Chris Avellone Talks Van Buren

Polygon’s Allegra Frank has had the chance to attend the Practice 2015 conference at the NYU Game Center and write a report on the talk Chris Avellone gave about Van Buren, the codename given to the internal Fallout 3 Interplay had in development. The talk apparently mostly focused on the game’s pen and paper roots, an interesting design experiment that, to my knowledge, hasn’t been repeated by any CRPG developer since. Here’s a snippet:

For the purposes of his paper playtest, he had two separate teams of six fellow developers serve as the two sets of characters. Avellone would implement the effects of choices made by each group into the other’s gameplay session unbeknownst to them. In that sense, the tabletop version of Fallout 3: Van Buren became a tacitly competitive game in which you were actually fighting against another team to prevent or inflict further damage upon your world.

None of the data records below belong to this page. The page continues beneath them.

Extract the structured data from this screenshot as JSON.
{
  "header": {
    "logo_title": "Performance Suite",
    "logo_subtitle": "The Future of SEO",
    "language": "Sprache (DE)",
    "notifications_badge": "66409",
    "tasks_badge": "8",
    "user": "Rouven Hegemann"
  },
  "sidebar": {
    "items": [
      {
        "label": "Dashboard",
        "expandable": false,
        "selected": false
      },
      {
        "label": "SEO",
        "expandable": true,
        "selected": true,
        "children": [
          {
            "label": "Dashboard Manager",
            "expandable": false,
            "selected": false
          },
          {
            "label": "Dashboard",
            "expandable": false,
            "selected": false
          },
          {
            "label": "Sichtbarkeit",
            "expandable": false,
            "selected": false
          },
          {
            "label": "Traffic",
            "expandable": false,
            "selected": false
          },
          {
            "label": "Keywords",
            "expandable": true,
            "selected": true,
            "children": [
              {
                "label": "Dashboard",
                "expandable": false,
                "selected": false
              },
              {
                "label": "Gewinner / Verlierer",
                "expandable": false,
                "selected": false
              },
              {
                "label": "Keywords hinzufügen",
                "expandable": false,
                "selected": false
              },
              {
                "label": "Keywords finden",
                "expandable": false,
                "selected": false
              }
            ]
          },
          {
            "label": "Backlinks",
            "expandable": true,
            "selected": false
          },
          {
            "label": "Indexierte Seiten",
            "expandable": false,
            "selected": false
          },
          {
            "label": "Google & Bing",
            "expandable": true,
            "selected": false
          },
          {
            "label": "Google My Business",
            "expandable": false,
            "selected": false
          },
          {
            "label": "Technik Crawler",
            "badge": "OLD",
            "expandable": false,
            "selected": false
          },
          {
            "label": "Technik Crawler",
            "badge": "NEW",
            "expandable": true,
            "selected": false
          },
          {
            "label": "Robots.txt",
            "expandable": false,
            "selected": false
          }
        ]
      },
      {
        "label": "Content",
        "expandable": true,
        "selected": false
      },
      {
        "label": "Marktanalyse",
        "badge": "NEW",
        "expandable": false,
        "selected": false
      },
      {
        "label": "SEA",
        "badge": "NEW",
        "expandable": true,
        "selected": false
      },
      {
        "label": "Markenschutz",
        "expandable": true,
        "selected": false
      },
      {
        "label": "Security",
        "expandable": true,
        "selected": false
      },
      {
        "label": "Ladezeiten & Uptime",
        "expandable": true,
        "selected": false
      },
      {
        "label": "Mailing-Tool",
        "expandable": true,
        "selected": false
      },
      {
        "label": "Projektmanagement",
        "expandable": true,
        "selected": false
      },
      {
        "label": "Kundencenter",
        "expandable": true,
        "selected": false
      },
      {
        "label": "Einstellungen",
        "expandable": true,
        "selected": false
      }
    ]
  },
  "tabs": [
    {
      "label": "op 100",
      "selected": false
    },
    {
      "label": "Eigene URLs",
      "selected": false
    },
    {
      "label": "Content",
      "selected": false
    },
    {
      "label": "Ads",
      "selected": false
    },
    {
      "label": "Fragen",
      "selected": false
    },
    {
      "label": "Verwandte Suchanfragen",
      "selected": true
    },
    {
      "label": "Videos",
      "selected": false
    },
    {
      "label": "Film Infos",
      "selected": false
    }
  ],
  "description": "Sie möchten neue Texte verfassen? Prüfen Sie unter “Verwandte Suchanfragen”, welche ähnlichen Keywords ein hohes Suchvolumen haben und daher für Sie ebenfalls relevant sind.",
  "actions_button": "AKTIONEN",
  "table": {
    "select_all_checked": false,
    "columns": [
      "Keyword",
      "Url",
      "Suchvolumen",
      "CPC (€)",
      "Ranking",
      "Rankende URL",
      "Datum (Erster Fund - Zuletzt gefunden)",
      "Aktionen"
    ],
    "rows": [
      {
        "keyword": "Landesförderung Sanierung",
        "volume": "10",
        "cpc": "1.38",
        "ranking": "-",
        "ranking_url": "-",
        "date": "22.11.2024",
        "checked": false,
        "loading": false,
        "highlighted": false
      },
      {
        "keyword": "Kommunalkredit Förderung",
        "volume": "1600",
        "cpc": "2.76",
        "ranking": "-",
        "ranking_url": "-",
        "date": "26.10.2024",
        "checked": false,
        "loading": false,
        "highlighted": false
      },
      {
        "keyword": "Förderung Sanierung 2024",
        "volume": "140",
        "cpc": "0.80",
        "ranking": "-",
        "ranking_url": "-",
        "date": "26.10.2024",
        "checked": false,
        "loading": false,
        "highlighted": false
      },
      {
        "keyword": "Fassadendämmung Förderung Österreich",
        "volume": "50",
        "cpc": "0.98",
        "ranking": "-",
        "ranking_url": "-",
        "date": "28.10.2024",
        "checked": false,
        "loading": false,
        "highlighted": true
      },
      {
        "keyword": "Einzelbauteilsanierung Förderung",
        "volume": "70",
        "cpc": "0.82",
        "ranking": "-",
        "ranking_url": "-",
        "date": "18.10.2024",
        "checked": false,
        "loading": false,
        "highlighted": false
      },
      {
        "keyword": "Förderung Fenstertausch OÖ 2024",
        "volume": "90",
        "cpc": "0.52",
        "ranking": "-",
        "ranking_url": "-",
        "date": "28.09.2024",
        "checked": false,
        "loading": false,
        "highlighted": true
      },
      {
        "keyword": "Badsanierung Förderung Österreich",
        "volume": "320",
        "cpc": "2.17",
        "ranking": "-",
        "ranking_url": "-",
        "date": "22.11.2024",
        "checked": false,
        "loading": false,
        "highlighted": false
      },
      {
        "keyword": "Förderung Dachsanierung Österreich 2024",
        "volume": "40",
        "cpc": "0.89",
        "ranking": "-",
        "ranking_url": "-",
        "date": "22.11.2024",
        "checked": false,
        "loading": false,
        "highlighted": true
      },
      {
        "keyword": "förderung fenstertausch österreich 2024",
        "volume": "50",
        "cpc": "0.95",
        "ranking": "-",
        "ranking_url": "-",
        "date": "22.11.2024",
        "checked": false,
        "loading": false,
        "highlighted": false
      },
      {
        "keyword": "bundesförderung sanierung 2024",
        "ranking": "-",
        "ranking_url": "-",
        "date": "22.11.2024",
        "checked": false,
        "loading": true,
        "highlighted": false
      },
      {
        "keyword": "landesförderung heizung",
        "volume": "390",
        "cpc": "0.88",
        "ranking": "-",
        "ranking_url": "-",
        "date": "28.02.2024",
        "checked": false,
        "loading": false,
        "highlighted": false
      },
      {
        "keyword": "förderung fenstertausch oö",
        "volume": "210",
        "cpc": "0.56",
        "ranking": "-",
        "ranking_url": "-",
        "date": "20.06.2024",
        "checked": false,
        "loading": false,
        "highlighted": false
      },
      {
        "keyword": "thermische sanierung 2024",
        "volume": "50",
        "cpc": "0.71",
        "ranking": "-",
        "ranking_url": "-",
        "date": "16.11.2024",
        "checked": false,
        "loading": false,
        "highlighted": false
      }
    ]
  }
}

Details like these were not even the most fascinating or intricately developed. The audience was most taken with an idea Avellone described that allowed each player to choose theme music for their character. In the interest of creating a cinematic experience even without the visuals, Avellone’s guidebook asked that players choose a unique soundclip which would add a 50 percent stat bonus to any skill.

The theme music was up to the player to choose, but selecting something from the game itself would offer additional advantages.